I have read a stunningly low total of 4 Pulitzer winners. And at least 3 of those were by sheer coincidence. Here's the list:
- The Old Man and the Sea, Ernest Hemingway (1953)
- A Confederacy of Dunces, John Kennedy Toole (1981)
- Empire Falls, Richard Russo (2002)
- A Visit from the Goon Squad, Jennifer Egan (2011)
A Confederacy of Dunces is my favorite book, ever. I've read it 3-4 times, and I'm probably due to give it another read. It's hilarious, and the kind of book I read and know I'll never ever come close to matching, quality wise. And I'm fine with that. It's brilliant. We're not all brilliant. Then again, we're not all troubled, either. John Kennedy Toole killed himself long before his book won the Pulitzer.
If I figured every Pulitzer would bring me as much joy as Dunces, I'd read them all. Empire Falls was somewhere a peg or two below it for me. I like Russo, but I enjoyed Nobody's Fool more than Empire Falls, and it didn't win.
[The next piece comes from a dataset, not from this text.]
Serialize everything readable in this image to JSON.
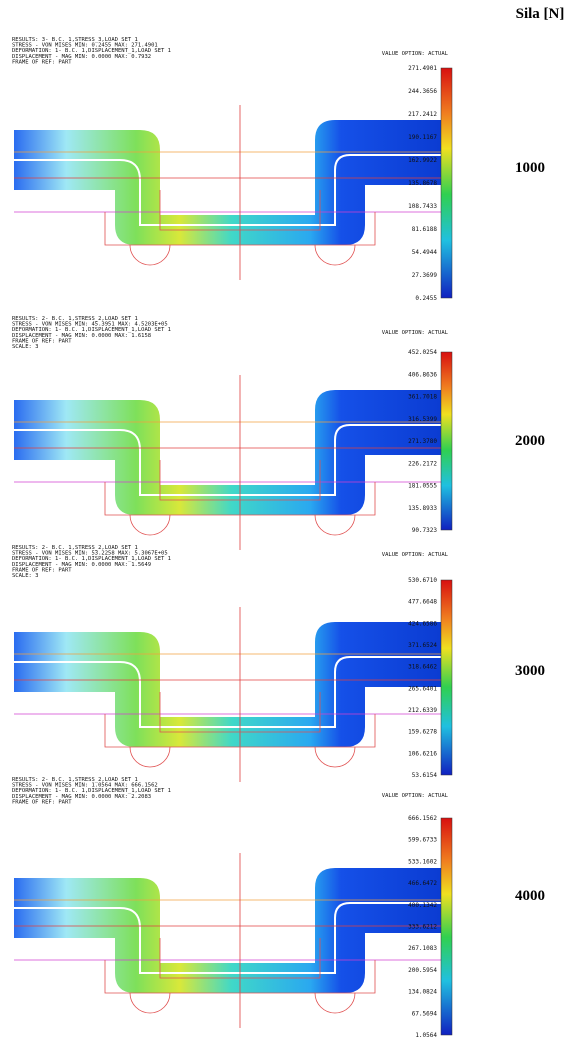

I also liked The Old Man and the Sea, which I read back in my Hemingway phase. Not a fun story, but well written and there was a fish and an old man, and I really couldn't tell you much more it's been so long.
This is all kind of a long way of saying I finished A Visit from the Goon Squad this week, and ... eh, not sure I get the Pulitzer here. Actually, I think I do, and I think this is the main reason I don't add many recent Pulitzer winners to my to-read list. I wonder if they value experimentation a little too much. Because to me, Goon Squad felt a little gimmicky, if that's the right word. It was all over the place, with different chapters about different people from wildly different points in time. There was one chapter done up like a Power Point presentation (which, from some reviews I read on Amazon, didn't go over big with people who read it on an e-reader). By the time I got to the end I still didn't know who the main character was. Or why I should care about most of them. It's not that the writing was poor. It was really well done, if you take a tree by tree view of it. It's when you back out to see the forest that the whole things falls apart. For me, anyway. I want to latch on to a character when I read a book, root for them, feel for them. That's really hard to do if I don't know who they are.
So, while I won't avoid books just because they won a Pulitzer, I'm not in any hurry to hunt down recent winners and pile them on my nightstand. Even if it might make my reading resume sound a little more impressive.